Fot. Materiały prasowe marki Nove

– Tym bardziej jako dietetyka cieszy mnie fakt, że pojawiły się wędliny bez substancji dodatkowych tzw., E” dodatków, gdyż do tej pory nie było na rynku takich, które mogłabym z czystym sumieniem polecić moim podopiecznym, zwłaszcza przebywającym na diecie bezglutenowej – dodaje Agnieszka Kopacz.

 Bez laktozy, fosforanów, glutaminianów, barwników oraz substancji oznaczonych symbolem „E”

Decydując się na zakup wędliny, dobrze jest wybierać te sprawdzone. Żeby były w pełnie zdrowe, muszą być pozbawione laktozy, fosforanów, barwników, glutaminianów oraz „E” dodatków.

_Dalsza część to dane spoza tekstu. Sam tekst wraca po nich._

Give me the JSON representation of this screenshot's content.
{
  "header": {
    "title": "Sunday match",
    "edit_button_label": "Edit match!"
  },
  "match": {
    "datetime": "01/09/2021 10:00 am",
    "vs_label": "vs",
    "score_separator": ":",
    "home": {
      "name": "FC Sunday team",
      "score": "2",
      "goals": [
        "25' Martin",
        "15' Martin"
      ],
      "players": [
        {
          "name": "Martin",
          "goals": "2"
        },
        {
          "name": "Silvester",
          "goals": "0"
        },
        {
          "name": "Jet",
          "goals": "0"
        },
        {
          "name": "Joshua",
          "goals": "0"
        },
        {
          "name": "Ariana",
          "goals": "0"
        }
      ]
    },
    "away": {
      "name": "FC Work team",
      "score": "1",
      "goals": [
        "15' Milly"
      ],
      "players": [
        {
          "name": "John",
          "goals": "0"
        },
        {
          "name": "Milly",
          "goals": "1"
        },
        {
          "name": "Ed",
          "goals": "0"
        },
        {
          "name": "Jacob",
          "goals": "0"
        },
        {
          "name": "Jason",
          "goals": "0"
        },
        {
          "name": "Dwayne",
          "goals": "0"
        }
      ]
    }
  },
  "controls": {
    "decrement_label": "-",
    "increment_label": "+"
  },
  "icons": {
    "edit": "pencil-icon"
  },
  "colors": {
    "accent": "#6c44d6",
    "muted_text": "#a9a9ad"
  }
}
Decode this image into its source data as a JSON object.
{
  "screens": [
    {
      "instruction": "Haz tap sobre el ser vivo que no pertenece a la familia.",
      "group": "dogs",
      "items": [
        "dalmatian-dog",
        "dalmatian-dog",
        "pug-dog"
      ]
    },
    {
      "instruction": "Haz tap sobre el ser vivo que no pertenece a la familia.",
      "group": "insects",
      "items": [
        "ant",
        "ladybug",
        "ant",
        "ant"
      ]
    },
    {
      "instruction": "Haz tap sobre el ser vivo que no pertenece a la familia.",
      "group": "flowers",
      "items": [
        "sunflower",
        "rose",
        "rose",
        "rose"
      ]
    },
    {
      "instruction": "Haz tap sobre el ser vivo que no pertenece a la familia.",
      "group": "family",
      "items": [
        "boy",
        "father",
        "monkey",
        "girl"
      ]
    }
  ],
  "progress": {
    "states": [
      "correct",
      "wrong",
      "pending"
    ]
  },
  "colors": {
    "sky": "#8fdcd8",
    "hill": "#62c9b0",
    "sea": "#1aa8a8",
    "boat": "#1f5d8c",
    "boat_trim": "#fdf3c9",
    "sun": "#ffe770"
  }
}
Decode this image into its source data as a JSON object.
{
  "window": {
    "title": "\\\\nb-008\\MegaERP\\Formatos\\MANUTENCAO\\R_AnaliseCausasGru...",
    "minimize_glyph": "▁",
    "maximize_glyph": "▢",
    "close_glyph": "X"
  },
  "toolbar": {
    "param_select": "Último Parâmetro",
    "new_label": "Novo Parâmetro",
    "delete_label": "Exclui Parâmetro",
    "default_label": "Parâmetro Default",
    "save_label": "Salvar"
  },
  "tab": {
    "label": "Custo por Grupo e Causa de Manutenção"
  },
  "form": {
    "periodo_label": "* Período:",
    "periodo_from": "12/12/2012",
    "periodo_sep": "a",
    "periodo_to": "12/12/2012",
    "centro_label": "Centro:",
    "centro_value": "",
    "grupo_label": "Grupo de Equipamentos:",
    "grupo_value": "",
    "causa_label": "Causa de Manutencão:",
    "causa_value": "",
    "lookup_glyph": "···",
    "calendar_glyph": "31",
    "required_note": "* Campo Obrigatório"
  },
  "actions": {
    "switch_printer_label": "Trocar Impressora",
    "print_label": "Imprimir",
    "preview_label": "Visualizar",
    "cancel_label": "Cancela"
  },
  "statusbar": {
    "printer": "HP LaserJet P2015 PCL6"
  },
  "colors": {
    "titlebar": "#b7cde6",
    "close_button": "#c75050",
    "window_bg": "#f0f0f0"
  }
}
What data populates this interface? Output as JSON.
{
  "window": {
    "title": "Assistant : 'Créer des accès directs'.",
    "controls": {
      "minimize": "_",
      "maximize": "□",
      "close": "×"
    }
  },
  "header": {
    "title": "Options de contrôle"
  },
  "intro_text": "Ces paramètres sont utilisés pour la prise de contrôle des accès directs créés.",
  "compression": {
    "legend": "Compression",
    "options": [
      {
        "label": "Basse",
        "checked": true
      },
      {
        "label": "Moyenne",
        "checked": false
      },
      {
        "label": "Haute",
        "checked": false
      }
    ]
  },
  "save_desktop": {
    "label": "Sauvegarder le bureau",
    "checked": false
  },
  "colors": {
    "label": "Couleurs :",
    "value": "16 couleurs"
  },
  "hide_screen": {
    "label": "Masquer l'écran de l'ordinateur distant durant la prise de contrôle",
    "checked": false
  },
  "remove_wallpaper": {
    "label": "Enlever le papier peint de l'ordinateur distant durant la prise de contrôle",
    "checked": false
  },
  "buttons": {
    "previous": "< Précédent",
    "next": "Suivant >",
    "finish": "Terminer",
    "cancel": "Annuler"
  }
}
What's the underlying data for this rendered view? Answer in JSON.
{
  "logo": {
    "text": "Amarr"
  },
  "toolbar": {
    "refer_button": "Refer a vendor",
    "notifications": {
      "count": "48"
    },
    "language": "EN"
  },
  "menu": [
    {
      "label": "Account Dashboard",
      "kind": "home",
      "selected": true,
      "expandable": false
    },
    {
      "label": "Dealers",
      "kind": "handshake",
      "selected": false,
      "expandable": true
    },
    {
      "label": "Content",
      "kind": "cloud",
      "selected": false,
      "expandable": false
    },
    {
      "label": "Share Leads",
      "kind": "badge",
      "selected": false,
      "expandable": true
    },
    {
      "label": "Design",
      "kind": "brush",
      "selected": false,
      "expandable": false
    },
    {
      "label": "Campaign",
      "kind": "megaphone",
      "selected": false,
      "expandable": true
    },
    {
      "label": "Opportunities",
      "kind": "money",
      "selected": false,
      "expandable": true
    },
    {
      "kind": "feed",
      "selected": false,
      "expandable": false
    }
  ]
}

– Te, które zawierają dużą ilość mięsa – w większości aż 98 procent – są bezglutenowe, a do ich produkcji stosuje się suszone warzywa i owoce – wyjaśnia Agnieszka Kopacz. – Kluczem do sukcesu są też sprawdzone receptury, które są gwarancją smaku i jakości. Możemy je spożywać w formie dań na każdą okazję i porę dnia.